By Nicholas Walton
BBC News, Zagreb
A new technique to help find unexploded landmines using honey bees is being developed at Zagreb University in Croatia.
The bees are trained to associate explosives with food
"We started this because our citizens are exposed to serious risks with mines," explains Professor Nikola Kezic, as honey bees buzz around his head.
"Luckily we also have a long tradition of keeping bees and making honey. Our solution makes use of what we have."
Croatia, like Bosnia-Hercegovina and the other countries of the former Yugoslavia, has a big landmine problem, inherited from the wars of the 1990s.
More than 1,000 sq km (380 sq miles) of Croatian countryside are thought to be contaminated by the mines.
About 250,000 mines are still buried, and more than 100 people have been killed by them in Croatia since 1998.
Lure of food
Removing mines is slow and very expensive. And even after the de-miners have done their work, some may remain in the soil.
Prof Kezic's idea is to use honey bees to find any explosives that might have been missed by the de-mining teams.
Field testing is the next step after trials in the tent
Training the bees to find mines takes place in a large net tent pitched on a lawn at the university's Faculty of Agriculture.
A hive of bees sits at one end, with several feeding points for the bees set up around the tent.
But only a few of the feeding points contain food, and the soil immediately around them has been impregnated with explosive chemicals.

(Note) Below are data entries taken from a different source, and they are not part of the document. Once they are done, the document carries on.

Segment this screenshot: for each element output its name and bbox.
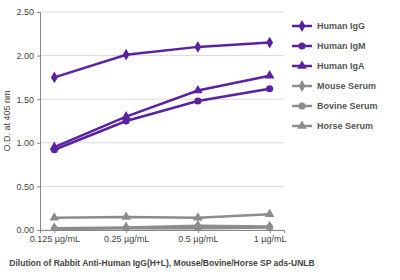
- legend-label: Human IgA: [317, 61, 365, 71]
- legend-marker: [299, 20, 306, 32]
- series-marker: [51, 226, 58, 230]
- series-marker: [123, 221, 130, 230]
- y-tick: 2.50: [16, 7, 40, 17]
- series-marker: [193, 85, 203, 93]
- series-marker: [51, 222, 58, 230]
- series: [51, 220, 273, 230]
- y-tick-label: 0.50: [16, 182, 34, 192]
- y-axis-title: O.D. at 405 nm: [2, 90, 12, 151]
- legend-item: Horse Serum: [292, 120, 373, 131]
- legend-item: Mouse Serum: [292, 80, 376, 92]
- series-line: [54, 76, 269, 148]
- grid: [40, 12, 284, 230]
- x-tick: 0.5 µg/mL: [178, 230, 218, 244]
- x-tick: 0.25 µg/mL: [104, 230, 149, 244]
- legend-item: Human IgM: [292, 41, 366, 51]
- series-marker: [265, 70, 275, 78]
- legend-item: Human IgG: [292, 20, 365, 32]
- grid-line: [40, 55, 284, 56]
- grid-line: [40, 186, 284, 187]
- x-axis: 0.125 µg/mL 0.25 µg/mL 0.5 µg/mL 1 µg/mL: [30, 230, 287, 244]
- legend-marker: [298, 102, 305, 109]
- legend-marker: [297, 120, 307, 128]
- series-marker: [266, 85, 273, 92]
- series: [51, 37, 273, 84]
- x-tick-label: 0.5 µg/mL: [178, 234, 218, 244]
- y-tick-mark: [37, 230, 40, 231]
- x-tick-label: 0.25 µg/mL: [104, 234, 149, 244]
- series: [50, 209, 275, 221]
- series-marker: [194, 220, 201, 230]
- grid-line: [40, 99, 284, 100]
- legend-label: Mouse Serum: [317, 81, 376, 91]
- y-tick-label: 1.50: [16, 95, 34, 105]
- series-marker: [50, 212, 60, 220]
- y-tick-mark: [37, 12, 40, 13]
- x-tick: 1 µg/mL: [254, 230, 287, 244]
- series-line: [54, 227, 269, 229]
- x-tick-mark: [270, 230, 271, 233]
- series: [50, 70, 275, 150]
- legend-label: Horse Serum: [317, 121, 373, 131]
- series-marker: [194, 97, 201, 104]
- series-marker: [123, 225, 130, 230]
- series: [51, 224, 273, 230]
- y-tick: 1.00: [16, 138, 40, 148]
- series-marker: [51, 72, 58, 84]
- series-marker: [265, 209, 275, 217]
- series-marker: [121, 211, 131, 219]
- y-tick-mark: [37, 186, 40, 187]
- y-tick-mark: [37, 56, 40, 57]
- y-tick: 1.50: [16, 95, 40, 105]
- grid-line: [40, 142, 284, 143]
- x-tick-mark: [126, 230, 127, 233]
- series: [51, 85, 273, 153]
- x-axis-line: [41, 231, 285, 234]
- x-tick-mark: [198, 230, 199, 233]
- legend: Human IgG Human IgM Human IgA Mouse Serum Bo…: [292, 20, 378, 131]
- chart: 0.000.501.001.502.002.500.125 µg/mL0.25 …: [0, 0, 400, 280]
- series-marker: [266, 37, 273, 49]
- y-tick-mark: [37, 99, 40, 100]
- legend-label: Human IgG: [317, 21, 365, 31]
- y-axis-line: [37, 13, 41, 231]
- series-marker: [266, 221, 273, 230]
- series-line: [54, 214, 269, 217]
- y-tick-label: 1.00: [16, 138, 34, 148]
- y-tick: 2.00: [16, 51, 40, 61]
- series-line: [54, 226, 269, 229]
- data-layer: [50, 37, 275, 230]
- x-axis-title: Dilution of Rabbit Anti-Human IgG(H+L), …: [9, 258, 314, 268]
- y-tick-mark: [37, 143, 40, 144]
- x-tick-mark: [54, 230, 55, 233]
- series-marker: [194, 225, 201, 230]
- series-line: [54, 89, 269, 150]
- legend-label: Human IgM: [317, 41, 366, 51]
- legend-marker: [298, 42, 305, 49]
- series-marker: [194, 41, 201, 53]
- legend-item: Human IgA: [292, 60, 365, 71]
- y-axis: 0.000.501.001.502.002.50: [16, 7, 40, 235]
- grid-line: [40, 12, 284, 13]
- series-marker: [266, 224, 273, 230]
- series-marker: [50, 142, 60, 150]
- legend-item: Bovine Serum: [292, 101, 378, 111]
- series-marker: [123, 49, 130, 61]
- y-tick-label: 2.50: [16, 7, 34, 17]
- series-line: [54, 43, 269, 78]
- series-marker: [193, 212, 203, 220]
- y-tick: 0.50: [16, 182, 40, 192]
- series-marker: [121, 111, 131, 119]
- legend-marker: [297, 60, 307, 68]
- plot-area: 0.000.501.001.502.002.500.125 µg/mL0.25 …: [16, 7, 286, 244]
- legend-label: Bovine Serum: [317, 101, 378, 111]
- x-tick-label: 1 µg/mL: [254, 234, 287, 244]
- legend-marker: [299, 80, 306, 92]
- x-tick-label: 0.125 µg/mL: [30, 234, 80, 244]
- y-tick-label: 2.00: [16, 51, 34, 61]
- x-tick: 0.125 µg/mL: [30, 230, 80, 244]
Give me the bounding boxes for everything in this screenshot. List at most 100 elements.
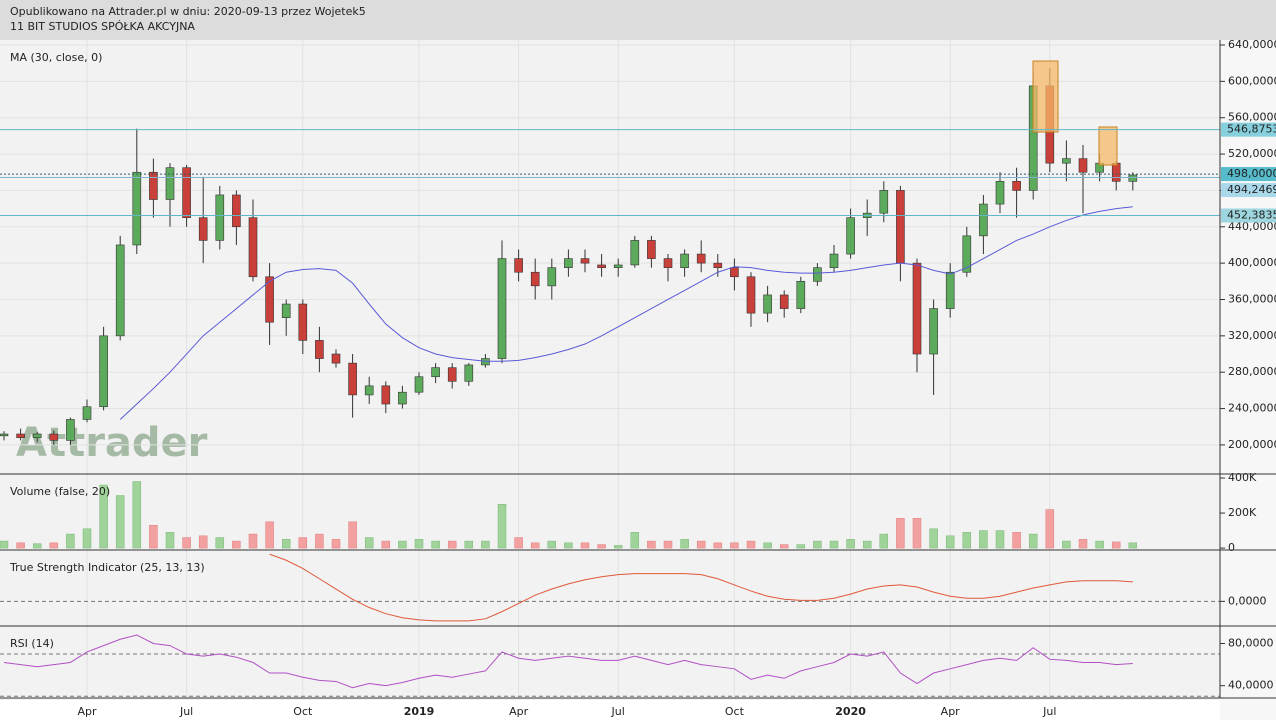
x-tick-label: Jul xyxy=(1042,705,1056,718)
x-tick-label: Apr xyxy=(77,705,97,718)
y-tick-label: 0 xyxy=(1228,541,1235,554)
volume-bar xyxy=(464,540,474,549)
x-tick-label: Apr xyxy=(941,705,961,718)
panel-label: RSI (14) xyxy=(10,637,54,650)
plot-bg xyxy=(0,40,1220,700)
level-tag xyxy=(1221,122,1276,137)
volume-bar xyxy=(447,540,457,549)
y-tick-label: 640,0000 xyxy=(1228,38,1276,51)
highlight-box xyxy=(1032,60,1059,133)
volume-bar xyxy=(962,532,972,549)
volume-bar xyxy=(248,533,258,549)
volume-bar xyxy=(315,533,324,549)
candle-body xyxy=(597,264,606,268)
volume-bar xyxy=(1095,540,1104,549)
volume-bar xyxy=(182,537,191,549)
volume-bar xyxy=(132,481,142,549)
volume-bar xyxy=(1028,533,1038,549)
indicator-line xyxy=(269,553,1133,622)
panel-borders xyxy=(0,40,1276,699)
y-tick-label: 560,0000 xyxy=(1228,111,1276,124)
candle-body xyxy=(630,240,640,266)
highlight-box xyxy=(1098,126,1118,166)
volume-bar xyxy=(49,542,59,549)
volume-bar xyxy=(995,530,1005,549)
y-tick-label: 320,0000 xyxy=(1228,329,1276,342)
candle-body xyxy=(1012,181,1021,191)
level-label: 494,2469 xyxy=(1227,183,1276,196)
header-bg xyxy=(0,0,1276,40)
candle-body xyxy=(132,171,142,246)
y-tick-label: 400,0000 xyxy=(1228,256,1276,269)
volume-bar xyxy=(879,533,889,549)
ma-line xyxy=(119,206,1133,420)
volume-bar xyxy=(630,532,640,549)
volume-bar xyxy=(746,540,756,549)
candle-body xyxy=(1128,174,1138,182)
candle-body xyxy=(298,303,308,341)
candle-body xyxy=(182,167,191,218)
x-tick-label: Jul xyxy=(179,705,193,718)
y-tick-label: 600,0000 xyxy=(1228,74,1276,87)
volume-bar xyxy=(813,540,822,549)
volume-bar xyxy=(215,537,225,549)
volume-bar xyxy=(1045,509,1055,549)
x-tick-label: 2019 xyxy=(404,705,435,718)
candle-body xyxy=(530,271,540,287)
volume-bar xyxy=(514,537,523,549)
volume-bar xyxy=(414,539,424,549)
candle-body xyxy=(663,258,673,268)
volume-bar xyxy=(265,521,274,549)
y-tick-label: 0,0000 xyxy=(1228,594,1267,607)
candle-body xyxy=(713,262,723,268)
candle-body xyxy=(796,281,806,309)
volume-bar xyxy=(945,535,955,549)
y-tick-label: 200,0000 xyxy=(1228,438,1276,451)
candle-body xyxy=(514,258,523,273)
volume-bar xyxy=(497,504,507,549)
volume-bar xyxy=(331,539,341,549)
candle-body xyxy=(447,367,457,382)
panel-label: Volume (false, 20) xyxy=(10,485,110,498)
volume-bar xyxy=(763,542,772,549)
candle-body xyxy=(829,253,839,268)
candle-body xyxy=(1111,162,1121,182)
volume-bar xyxy=(896,518,905,549)
volume-bar xyxy=(846,539,855,549)
candle-body xyxy=(232,194,241,228)
candle-body xyxy=(962,235,972,273)
volume-bar xyxy=(381,540,391,549)
volume-bar xyxy=(16,542,25,549)
volume-bar xyxy=(431,540,440,549)
volume-bar xyxy=(82,528,92,549)
candle-body xyxy=(99,335,108,408)
candle-body xyxy=(497,258,507,359)
candle-body xyxy=(348,362,357,396)
y-tick-label: 520,0000 xyxy=(1228,147,1276,160)
x-tick-label: Oct xyxy=(293,705,313,718)
volume-bar xyxy=(597,544,606,549)
indicator-line xyxy=(3,634,1133,689)
candle-body xyxy=(66,419,75,441)
watermark: Attrader xyxy=(16,420,208,466)
candle-body xyxy=(613,264,623,268)
candle-body xyxy=(315,340,324,359)
volume-bar xyxy=(1111,541,1121,549)
candle-body xyxy=(16,433,25,438)
y-tick-label: 440,0000 xyxy=(1228,220,1276,233)
candle-body xyxy=(215,194,225,241)
candle-body xyxy=(647,240,656,259)
volume-bar xyxy=(66,533,75,549)
volume-bar xyxy=(979,530,988,549)
candle-body xyxy=(0,433,9,437)
candle-body xyxy=(198,217,208,241)
x-tick-label: Oct xyxy=(725,705,745,718)
candle-body xyxy=(896,190,905,264)
level-tag xyxy=(1221,183,1276,198)
candle-body xyxy=(979,203,988,237)
candle-body xyxy=(763,294,772,314)
candle-body xyxy=(580,258,590,264)
volume-bar xyxy=(1128,542,1138,549)
candle-body xyxy=(746,276,756,314)
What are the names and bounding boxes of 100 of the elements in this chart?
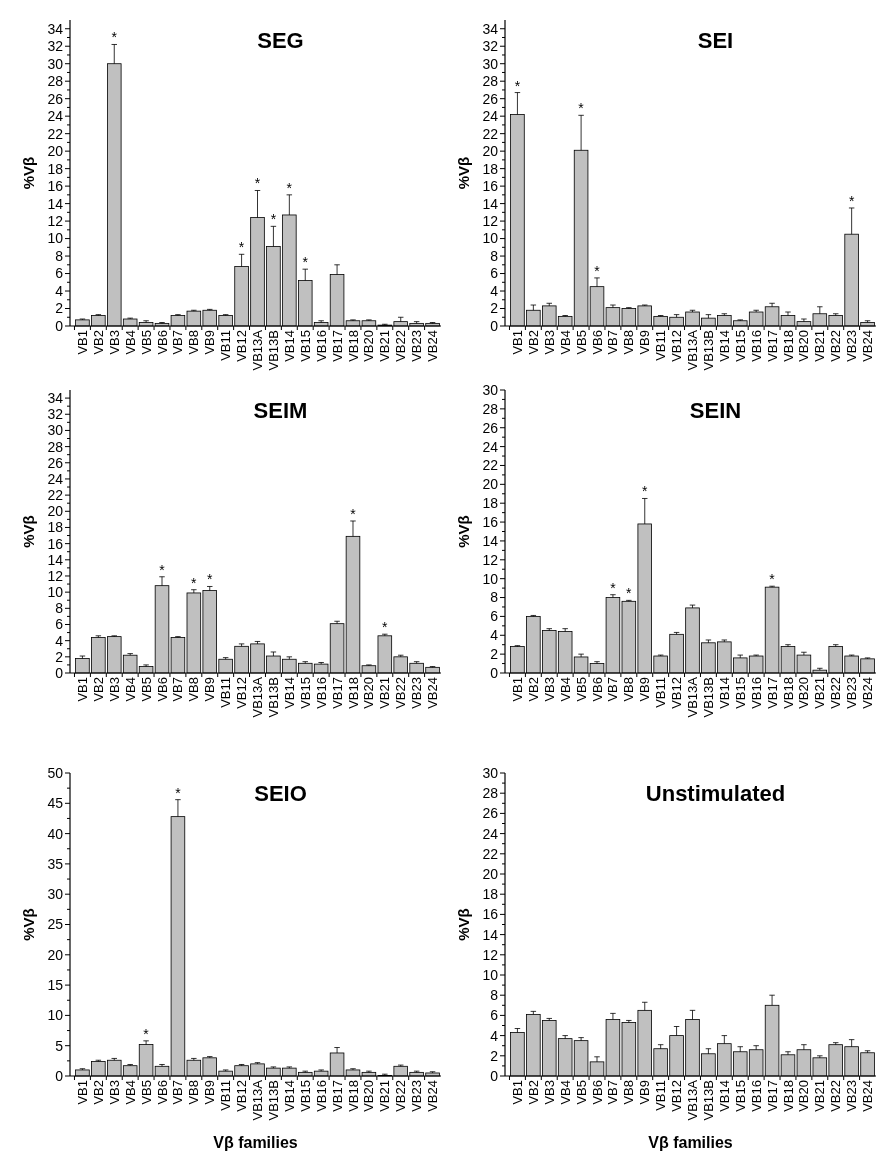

The idea is that the bees' keen sense of smell soon associates the smell of explosives with food. So far this has proved successful.
Prof Kezic says that training the bees takes only three or four days.
Prof Kezic says bees can quickly be trained to detect explosives
The first day or so is spent in the large net tent, getting the bees used to associating the smell of TNT with food.
After that several bees are taken out of the colony and tested to see if they react correctly when presented with extracts of explosives.
"This year our work is to increase the bees' sensitivity to the smell of TNT," says Prof Kezic. He warns that it will take time before they are sure the system is reliable enough to use properly.
Once the technique has been shown to be reliable, the idea is to use the bees on areas that have already been de-mined.
The colony of specially trained bees will be released in the de-mined area, and followed with a special heat-sensitive camera.
Parts of Croatia are still littered with mines laid in the 1990s
The bees will be expected to settle on areas of ground that smell of explosives. If they land on an area where no landmine was discovered earlier, the de-mining team will investigate to make sure they have not missed one.
If the technique proves a success it might provide a cheap and easily available resource for de-mining teams all over the Balkans.
Other animals have been used before to detect explosives.
Gambian giant pouched rats are used in several African countries, including Mozambique, to find mines. Like the bees in Croatia, they are trained to associate the smell of TNT with food.
Dogs are also used to find landmines and to sniff out hidden explosives, for instance in airports. But unlike rats and bees, the weight of sniffer dogs means that they can be at risk of setting off the mines they are trying to detect.
Dogs have also been used for offensive operations in wartime. In World War II the Soviet Red Army trained dogs to run underneath enemy tanks. The dogs had petrol bombs strapped to their backs which ignited when they knocked against the enemy vehicles.
In the Croatian countryside bee-keeping has been popular for centuries. Delicious pots of honey and other produce can be bought directly from the bee-keepers at roadside stalls all over the region.
Despite many years of working with bees, Prof Kezic has not lost his enthusiasm for them. His office, full of charts, diagrams and models of bees, is testament to his interest in these social insects.
And in his fridge there is further evidence of what makes bees so special: pots of honey and some delicious honey-flavoured raki, the local strong alcohol.